L'anima di Agesilao Milano era
pura, gentile come quella di fanciulla non mai uscita dalle braccia materne,
innamorata della virtù, d'ogni bella magnanima cosa. Come sì fiero proposito
vinse Agesilao? Contemplando il lagrimoso spettacolo della sua patria, non
iscorgendo che la potente ingiustizia, non udendo che singulti e gemiti, il suo
cuore sentì le angosce di tutti; credette in Ferdinando il sostegno e la causa
di tante calamità, la sua coscienza condannò quel monarca, e consacrò sè e
Ferdinando alla morte16.
Napoli al tristo fato di
Agesilao si commosse, e volle, nella mattina in cui doveva essere condotto
all'estremo supplicio, dimostrarlo coll'unico atto che le fosse permesso. Come
d'antico costume, i confratelli di Vertecoeli, un'ora prima che si
annunciasse l'aurora, si posero ad andare intorno per la città, chiedendo con
voci pietose l'obolo per celebrare la messa a suffragio del condannato. Mai
elemosina non fu più abbondante; mai non così spontanea, generale. Non vi fu
finestra che non si aprisse al grido della santa messa; cittadini d'ogni classe
gareggiarono a chi più avesse potuto gettare di danaro nella borsa dei
confratelli. Altri fatti da non tacersi sono i seguenti:
In Napoli vi ha un cimitero, il
quale conta trecentosessantacinque fosse; una appunto per ogni giorno
dell'anno. È il cimitero dei poveri e dei giustiziati. Ogni giorno si
dissuggella il coperchio di una di quelle fosse. All'indomani suggellano la
fossa di ieri e ne aprono un'altra, e così sempre. Avvenne che il giorno dopo
in cui Agesilao Milano fu giustiziato e sepolto, i becchini, venuti in quel
cimitero a dissuggellare altra fossa, trovarono che quella che avevano
suggellata il giorno prima era riaperta. Esterrefatti si peritano da prima ad
affacciarsi alla buca, poi si appressano, vi guardano dentro, e scorgono che il
cadavere di Agesilao era stato nella notte involato da quel luogo d'ignominia.

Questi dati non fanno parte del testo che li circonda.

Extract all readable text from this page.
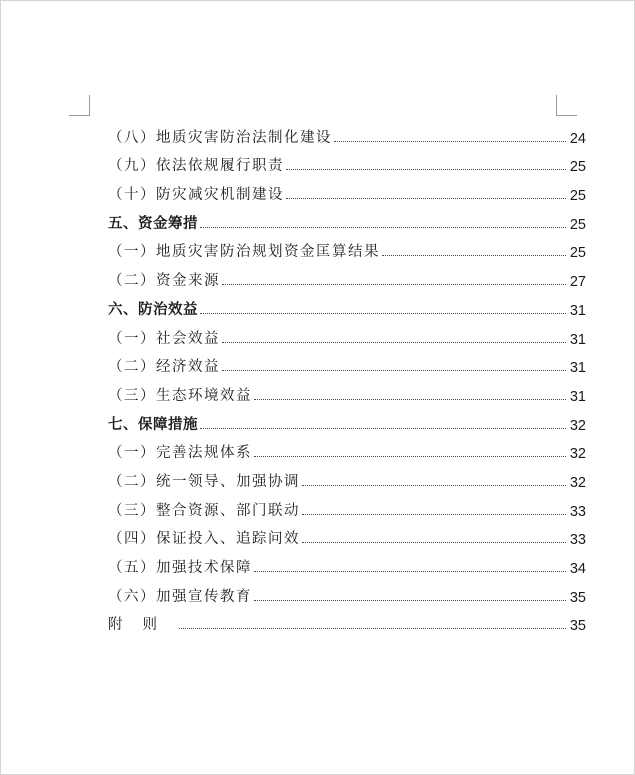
（八）地质灾害防治法制化建设	24
（九）依法依规履行职责	25
（十）防灾减灾机制建设	25
五、资金筹措	25
（一）地质灾害防治规划资金匡算结果	25
（二）资金来源	27
六、防治效益	31
（一）社会效益	31
（二）经济效益	31
（三）生态环境效益	31
七、保障措施	32
（一）完善法规体系	32
（二）统一领导、加强协调	32
（三）整合资源、部门联动	33
（四）保证投入、追踪问效	33
（五）加强技术保障	34
（六）加强宣传教育	35
附则	35
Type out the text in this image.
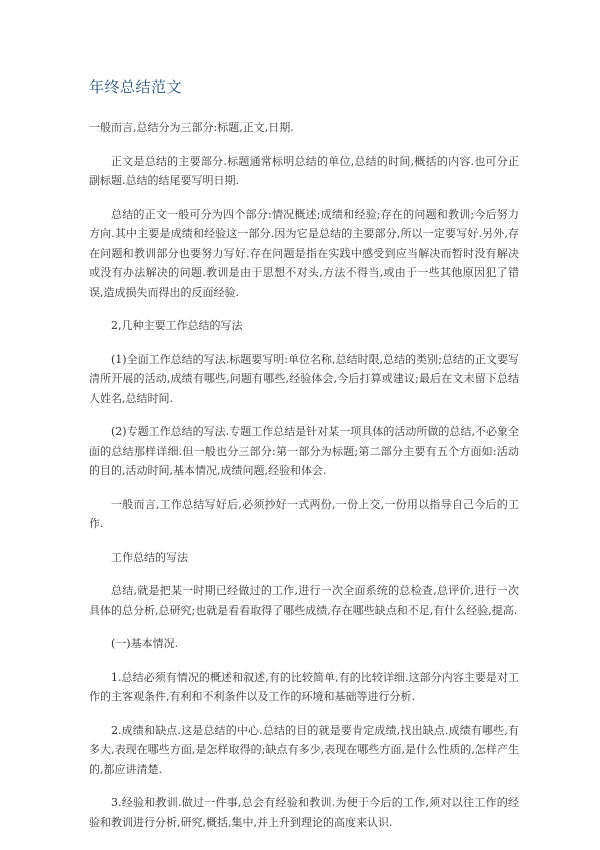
年终总结范文

一般而言,总结分为三部分:标题,正文,日期.

正文是总结的主要部分.标题通常标明总结的单位,总结的时间,概括的内容.也可分正副标题.总结的结尾要写明日期.

总结的正文一般可分为四个部分:情况概述;成绩和经验;存在的问题和教训;今后努力方向.其中主要是成绩和经验这一部分.因为它是总结的主要部分,所以一定要写好.另外,存在问题和教训部分也要努力写好.存在问题是指在实践中感受到应当解决而暂时没有解决或没有办法解决的问题.教训是由于思想不对头,方法不得当,或由于一些其他原因犯了错误,造成损失而得出的反面经验.

2,几种主要工作总结的写法

(1)全面工作总结的写法.标题要写明:单位名称,总结时限,总结的类别;总结的正文要写清所开展的活动,成绩有哪些,问题有哪些,经验体会,今后打算或建议;最后在文末留下总结人姓名,总结时间.

(2)专题工作总结的写法.专题工作总结是针对某一项具体的活动所做的总结,不必象全面的总结那样详细.但一般也分三部分:第一部分为标题;第二部分主要有五个方面如:活动的目的,活动时间,基本情况,成绩问题,经验和体会.

一般而言,工作总结写好后,必须抄好一式两份,一份上交,一份用以指导自己今后的工作.

工作总结的写法

总结,就是把某一时期已经做过的工作,进行一次全面系统的总检查,总评价,进行一次具体的总分析,总研究;也就是看看取得了哪些成绩,存在哪些缺点和不足,有什么经验,提高.

(一)基本情况.

1.总结必须有情况的概述和叙述,有的比较简单,有的比较详细.这部分内容主要是对工作的主客观条件,有利和不利条件以及工作的环境和基础等进行分析.

2.成绩和缺点.这是总结的中心.总结的目的就是要肯定成绩,找出缺点.成绩有哪些,有多大,表现在哪些方面,是怎样取得的;缺点有多少,表现在哪些方面,是什么性质的,怎样产生的,都应讲清楚.

3.经验和教训.做过一件事,总会有经验和教训.为便于今后的工作,须对以往工作的经验和教训进行分析,研究,概括,集中,并上升到理论的高度来认识.
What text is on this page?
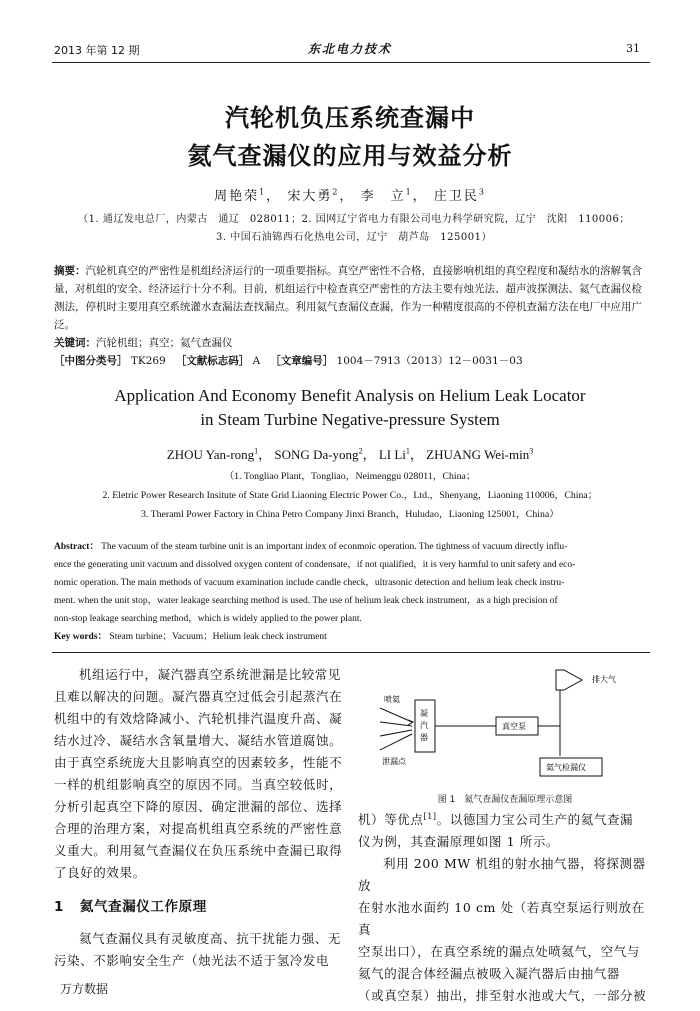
2013 年第 12 期	东北电力技术	31
汽轮机负压系统查漏中
氦气查漏仪的应用与效益分析
周艳荣$^1$， 宋大勇$^2$， 李　立$^1$， 庄卫民$^3$
（1. 通辽发电总厂，内蒙古　通辽　028011；2. 国网辽宁省电力有限公司电力科学研究院，辽宁　沈阳　110006；
3. 中国石油锦西石化热电公司，辽宁　葫芦岛　125001）
摘要：汽轮机真空的严密性是机组经济运行的一项重要指标。真空严密性不合格，直接影响机组的真空程度和凝结水的溶解氧含量，对机组的安全、经济运行十分不利。目前，机组运行中检查真空严密性的方法主要有烛光法、超声波探测法、氦气查漏仪检测法，停机时主要用真空系统灌水查漏法查找漏点。利用氦气查漏仪查漏，作为一种精度很高的不停机查漏方法在电厂中应用广泛。
关键词：汽轮机组；真空；氦气查漏仪
［中图分类号］ TK269 ［文献标志码］ A ［文章编号］ 1004－7913（2013）12－0031－03
Application And Economy Benefit Analysis on Helium Leak Locator
in Steam Turbine Negative-pressure System
ZHOU Yan-rong$^1$， SONG Da-yong$^2$， LI Li$^1$， ZHUANG Wei-$\min^3$
（1. Tongliao Plant，Tongliao，Neimenggu 028011，China；
2. Eletric Power Research Insitute of State Grid Liaoning Electric Power Co.，Ltd.，Shenyang，Liaoning 110006，China；
3. Theraml Power Factory in China Petro Company Jinxi Branch，Huludao，Liaoning 125001，China）
Abstract： The vacuum of the steam turbine unit is an important index of econmoic operation. The tightness of vacuum directly influ-
ence the generating unit vacuum and dissolved oxygen content of condensate，if not qualified，it is very harmful to unit safety and eco-
nomic operation. The main methods of vacuum examination include candle check，ultrasonic detection and helium leak check instru-
ment. when the unit stop，water leakage searching method is used. The use of helium leak check instrument，as a high precision of
non-stop leakage searching method，which is widely applied to the power plant.
Key words： Steam turbine；Vacuum；Helium leak check instrument
机组运行中，凝汽器真空系统泄漏是比较常见
且难以解决的问题。凝汽器真空过低会引起蒸汽在
机组中的有效焓降减小、汽轮机排汽温度升高、凝
结水过冷、凝结水含氧量增大、凝结水管道腐蚀。
由于真空系统庞大且影响真空的因素较多，性能不
一样的机组影响真空的原因不同。当真空较低时，
分析引起真空下降的原因、确定泄漏的部位、选择
合理的治理方案，对提高机组真空系统的严密性意
义重大。利用氦气查漏仪在负压系统中查漏已取得
了良好的效果。
1 氦气查漏仪工作原理
氦气查漏仪具有灵敏度高、抗干扰能力强、无
污染、不影响安全生产（烛光法不适于氢冷发电
喷氦
泄漏点
凝
汽
器
真空泵
排大气
氦气检漏仪
图 1　氦气查漏仪查漏原理示意图
机）等优点[1]。以德国力宝公司生产的氦气查漏
仪为例，其查漏原理如图 1 所示。
利用 200 MW 机组的射水抽气器，将探测器放
在射水池水面约 10 cm 处（若真空泵运行则放在真
空泵出口），在真空系统的漏点处喷氦气，空气与
氦气的混合体经漏点被吸入凝汽器后由抽气器
（或真空泵）抽出，排至射水池或大气，一部分被
万方数据
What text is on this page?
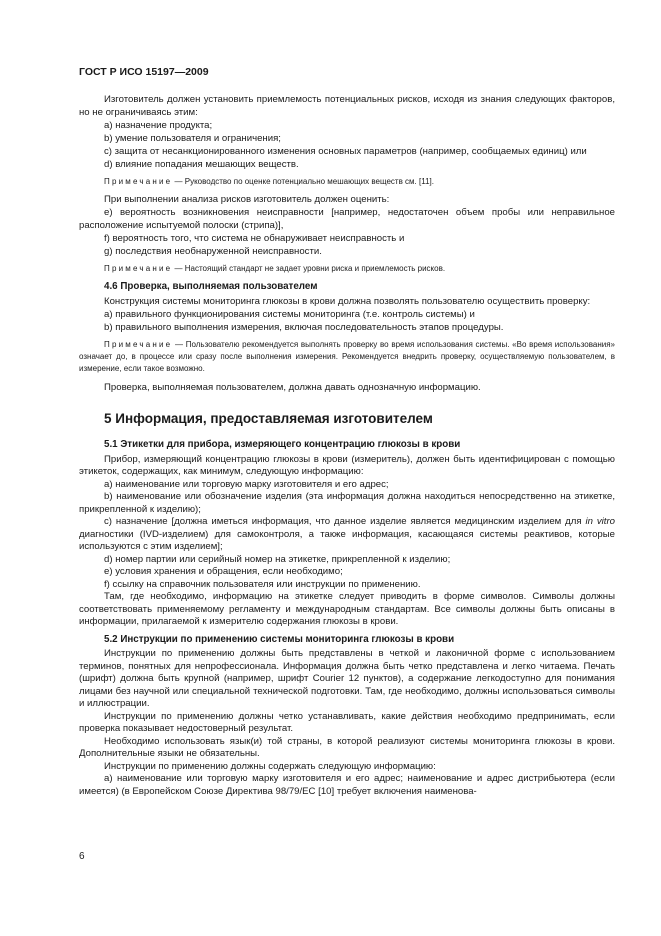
ГОСТ Р ИСО 15197—2009

Изготовитель должен установить приемлемость потенциальных рисков, исходя из знания следующих факторов, но не ограничиваясь этим:

a) назначение продукта;

b) умение пользователя и ограничения;

c) защита от несанкционированного изменения основных параметров (например, сообщаемых единиц) или

d) влияние попадания мешающих веществ.

Примечание — Руководство по оценке потенциально мешающих веществ см. [11].

При выполнении анализа рисков изготовитель должен оценить:

e) вероятность возникновения неисправности [например, недостаточен объем пробы или неправильное расположение испытуемой полоски (стрипа)],

f) вероятность того, что система не обнаруживает неисправность и

g) последствия необнаруженной неисправности.

Примечание — Настоящий стандарт не задает уровни риска и приемлемость рисков.

4.6 Проверка, выполняемая пользователем

Конструкция системы мониторинга глюкозы в крови должна позволять пользователю осуществить проверку:

a) правильного функционирования системы мониторинга (т.е. контроль системы) и

b) правильного выполнения измерения, включая последовательность этапов процедуры.

Примечание — Пользователю рекомендуется выполнять проверку во время использования системы. «Во время использования» означает до, в процессе или сразу после выполнения измерения. Рекомендуется внедрить проверку, осуществляемую пользователем, в измерение, если такое возможно.

Проверка, выполняемая пользователем, должна давать однозначную информацию.

5 Информация, предоставляемая изготовителем

5.1 Этикетки для прибора, измеряющего концентрацию глюкозы в крови

Прибор, измеряющий концентрацию глюкозы в крови (измеритель), должен быть идентифицирован с помощью этикеток, содержащих, как минимум, следующую информацию:

a) наименование или торговую марку изготовителя и его адрес;

b) наименование или обозначение изделия (эта информация должна находиться непосредственно на этикетке, прикрепленной к изделию);

c) назначение [должна иметься информация, что данное изделие является медицинским изделием для in vitro диагностики (IVD-изделием) для самоконтроля, а также информация, касающаяся системы реактивов, которые используются с этим изделием];

d) номер партии или серийный номер на этикетке, прикрепленной к изделию;

e) условия хранения и обращения, если необходимо;

f) ссылку на справочник пользователя или инструкции по применению.

Там, где необходимо, информацию на этикетке следует приводить в форме символов. Символы должны соответствовать применяемому регламенту и международным стандартам. Все символы должны быть описаны в информации, прилагаемой к измерителю содержания глюкозы в крови.

5.2 Инструкции по применению системы мониторинга глюкозы в крови

Инструкции по применению должны быть представлены в четкой и лаконичной форме с использованием терминов, понятных для непрофессионала. Информация должна быть четко представлена и легко читаема. Печать (шрифт) должна быть крупной (например, шрифт Courier 12 пунктов), а содержание легкодоступно для понимания лицами без научной или специальной технической подготовки. Там, где необходимо, должны использоваться символы и иллюстрации.

Инструкции по применению должны четко устанавливать, какие действия необходимо предпринимать, если проверка показывает недостоверный результат.

Необходимо использовать язык(и) той страны, в которой реализуют системы мониторинга глюкозы в крови. Дополнительные языки не обязательны.

Инструкции по применению должны содержать следующую информацию:

a) наименование или торговую марку изготовителя и его адрес; наименование и адрес дистрибьютера (если имеется) (в Европейском Союзе Директива 98/79/EC [10] требует включения наименова-

6
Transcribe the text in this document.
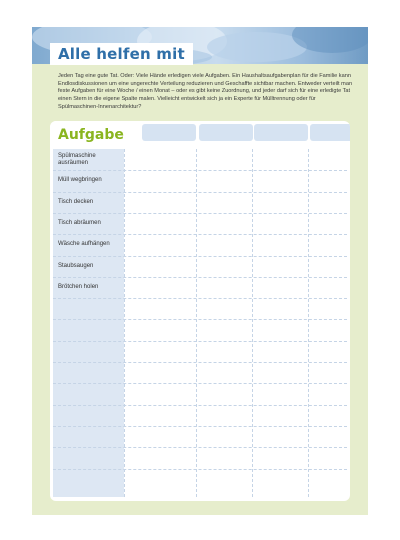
Alle helfen mit

Jeden Tag eine gute Tat. Oder: Viele Hände erledigen viele Aufgaben. Ein Haushaltsaufgabenplan für die Familie kann Endlosdiskussionen um eine ungerechte Verteilung reduzieren und Geschaffte sichtbar machen. Entweder verteilt man feste Aufgaben für eine Woche / einen Monat – oder es gibt keine Zuordnung, und jeder darf sich für eine erledigte Tat einen Stern in die eigene Spalte malen. Vielleicht entwickelt sich ja ein Experte für Mülltrennung oder für Spülmaschinen-Innenarchitektur?

Aufgabe
Spülmaschine ausräumen
Müll wegbringen
Tisch decken
Tisch abräumen
Wäsche aufhängen
Staubsaugen
Brötchen holen
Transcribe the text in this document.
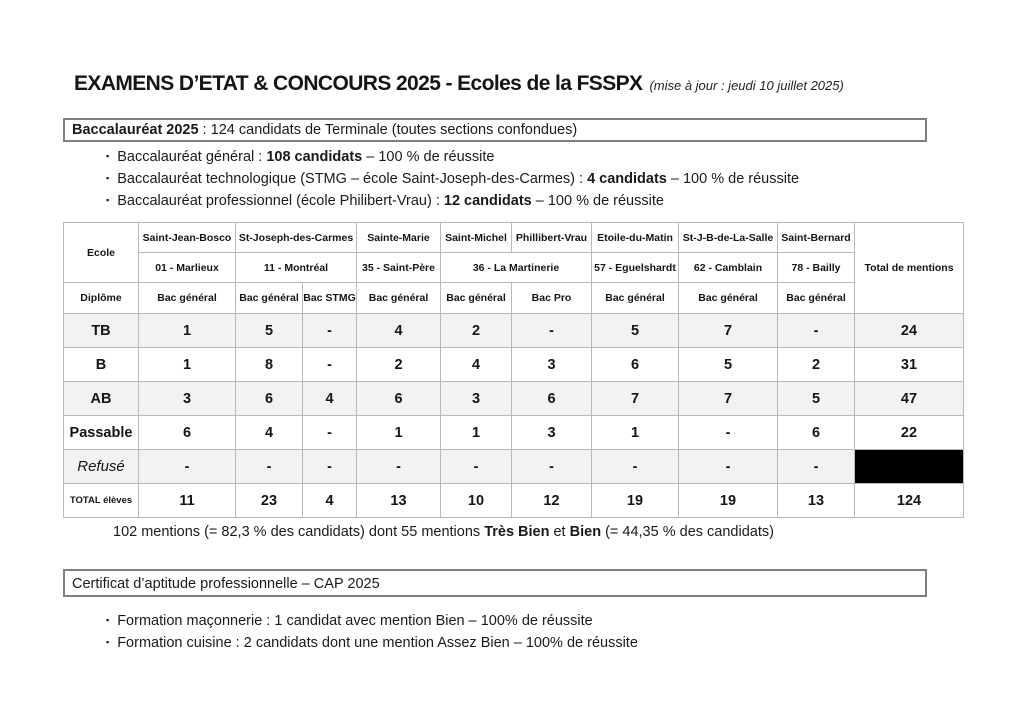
EXAMENS D’ETAT & CONCOURS 2025 - Ecoles de la FSSPX (mise à jour : jeudi 10 juillet 2025)
Baccalauréat 2025 : 124 candidats de Terminale (toutes sections confondues)
▪ Baccalauréat général : 108 candidats – 100 % de réussite
▪ Baccalauréat technologique (STMG – école Saint-Joseph-des-Carmes) : 4 candidats – 100 % de réussite
▪ Baccalauréat professionnel (école Philibert-Vrau) : 12 candidats – 100 % de réussite
Ecole	Saint-Jean-Bosco	St-Joseph-des-Carmes		Sainte-Marie	Saint-Michel	Phillibert-Vrau	Etoile-du-Matin	St-J-B-de-La-Salle	Saint-Bernard	Total de mentions
	01 - Marlieux	11 - Montréal		35 - Saint-Père	36 - La Martinerie		57 - Eguelshardt	62 - Camblain	78 - Bailly	
Diplôme	Bac général	Bac général	Bac STMG	Bac général	Bac général	Bac Pro	Bac général	Bac général	Bac général	
TB	1	5	-	4	2	-	5	7	-	24
B	1	8	-	2	4	3	6	5	2	31
AB	3	6	4	6	3	6	7	7	5	47
Passable	6	4	-	1	1	3	1	-	6	22
Refusé	-	-	-	-	-	-	-	-	-	
TOTAL élèves	11	23	4	13	10	12	19	19	13	124
102 mentions (= 82,3 % des candidats) dont 55 mentions Très Bien et Bien (= 44,35 % des candidats)
Certificat d’aptitude professionnelle – CAP 2025
▪ Formation maçonnerie : 1 candidat avec mention Bien – 100% de réussite
▪ Formation cuisine : 2 candidats dont une mention Assez Bien – 100% de réussite
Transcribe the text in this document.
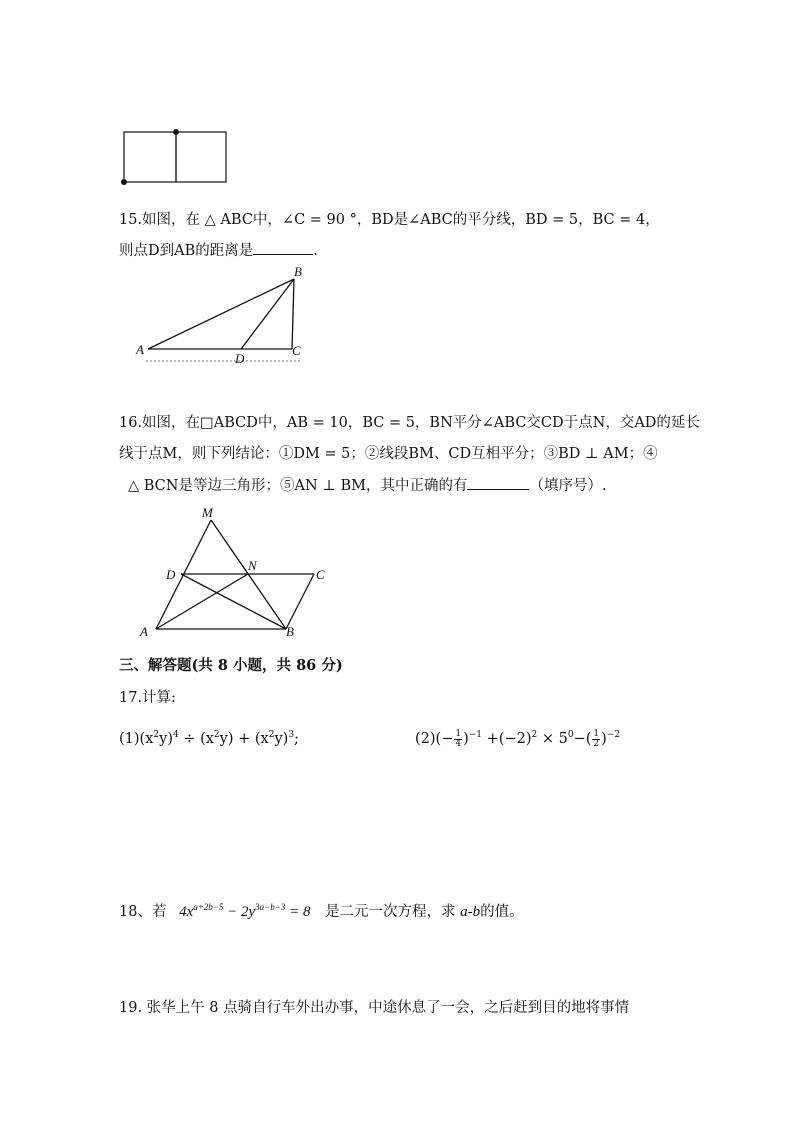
15.如图，在 △ ABC中，∠C = 90 °，BD是∠ABC的平分线，BD = 5，BC = 4，
则点D到AB的距离是	.
B
A
D
C
16.如图，在□ABCD中，AB = 10，BC = 5，BN平分∠ABC交CD于点N，交AD的延长
线于点M，则下列结论：①DM = 5；②线段BM、CD互相平分；③BD ⊥ AM；④
△ BCN是等边三角形；⑤AN ⊥ BM，其中正确的有	（填序号）.
M
D
N
C
A	B
三、解答题(共 8 小题，共 86 分)
17.计算:
$(1)(x^2y)^4 \div (x^2y) + (x^2y)^3$;	$(2)(- \frac{1}{4} )^{-1} +(-2)^2 \times 5^0-( \frac{1}{2} )^{-2}$
18、若 $4x^{a+2b-5} - 2y^{3a-b-3} = 8$ 是二元一次方程，求 a-b的值。
19. 张华上午 8 点骑自行车外出办事，中途休息了一会，之后赶到目的地将事情
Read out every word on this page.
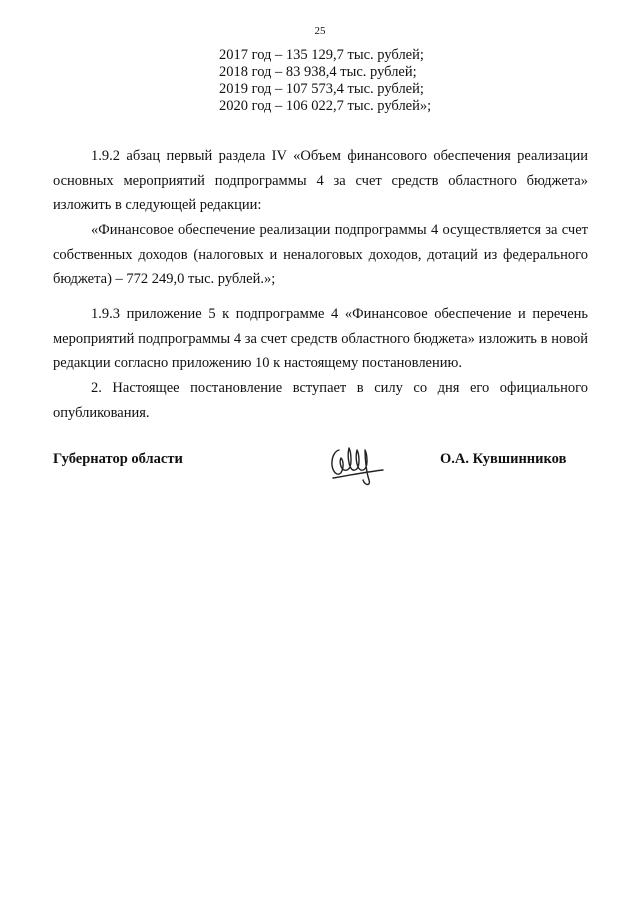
25
2017 год – 135 129,7 тыс. рублей;
2018 год – 83 938,4 тыс. рублей;
2019 год – 107 573,4 тыс. рублей;
2020 год – 106 022,7 тыс. рублей»;
1.9.2 абзац первый раздела IV «Объем финансового обеспечения реализации основных мероприятий подпрограммы 4 за счет средств областного бюджета» изложить в следующей редакции:
«Финансовое обеспечение реализации подпрограммы 4 осуществляется за счет собственных доходов (налоговых и неналоговых доходов, дотаций из федерального бюджета) – 772 249,0 тыс. рублей.»;
1.9.3 приложение 5 к подпрограмме 4 «Финансовое обеспечение и перечень мероприятий подпрограммы 4 за счет средств областного бюджета» изложить в новой редакции согласно приложению 10 к настоящему постановлению.
2. Настоящее постановление вступает в силу со дня его официального опубликования.
Губернатор области	О.А. Кувшинников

Dicono che riferito il fatto al Borbone ne avesse immenso terrore. La sua polizia,
ed era famosa, frugò, perquisì uomini e case, sguinzagliò tutti i segugi; le
migliaia di spie ebbero ordine di scoprire, di trovare almeno un indizio. —
Trovarono niente! E sì che un cadavere non è cosa che sia facile ad essere
trafugata, ed agevole a celarsi.
La salma di Agesilao era stata
collocata in onorato sepolcro.
La viltà e la paura auspicavano
al Borbone perchè era rimasto salvo nella vita. Bassi ed alti cortigiani
proposero di innalzare sul luogo una cappella alla Vergine in rendimento di grazie;
ma il Dio delle giustizie volle che il religioso edificio rimanesse incompiuto.
Frattanto che i più s'inchinavano davanti al fortunato superstite, un signore,
vestito a corrotto, si recò ad una delle principali e più frequentate chiese di
Napoli. Domandò del parroco e gli disse che avendo perduta persona a lui molto
cara, e ne portava il lutto, desiderava che piamente le fossero fatti splendidi
funerali, non badare a spesa di sorta, volere anzi pagare subito, ma la chiesa
al domani fosse tutta a gramaglia, con molto decoro di ceri, di musica, ed una
messa solenne fosse cantata per suffragare il defunto che egli piangeva. Il
parroco chiese allo sconosciuto signore chi fosse il suo parente. A questa
domanda l'interrogato rispose con un singhiozzo e tergendosi una lagrima; e
poi, quasi come chi sopraffatto da una grande passione non possa più proferire
parola, tratta una borsa di denaro la pose nelle mani del prete dicendogli.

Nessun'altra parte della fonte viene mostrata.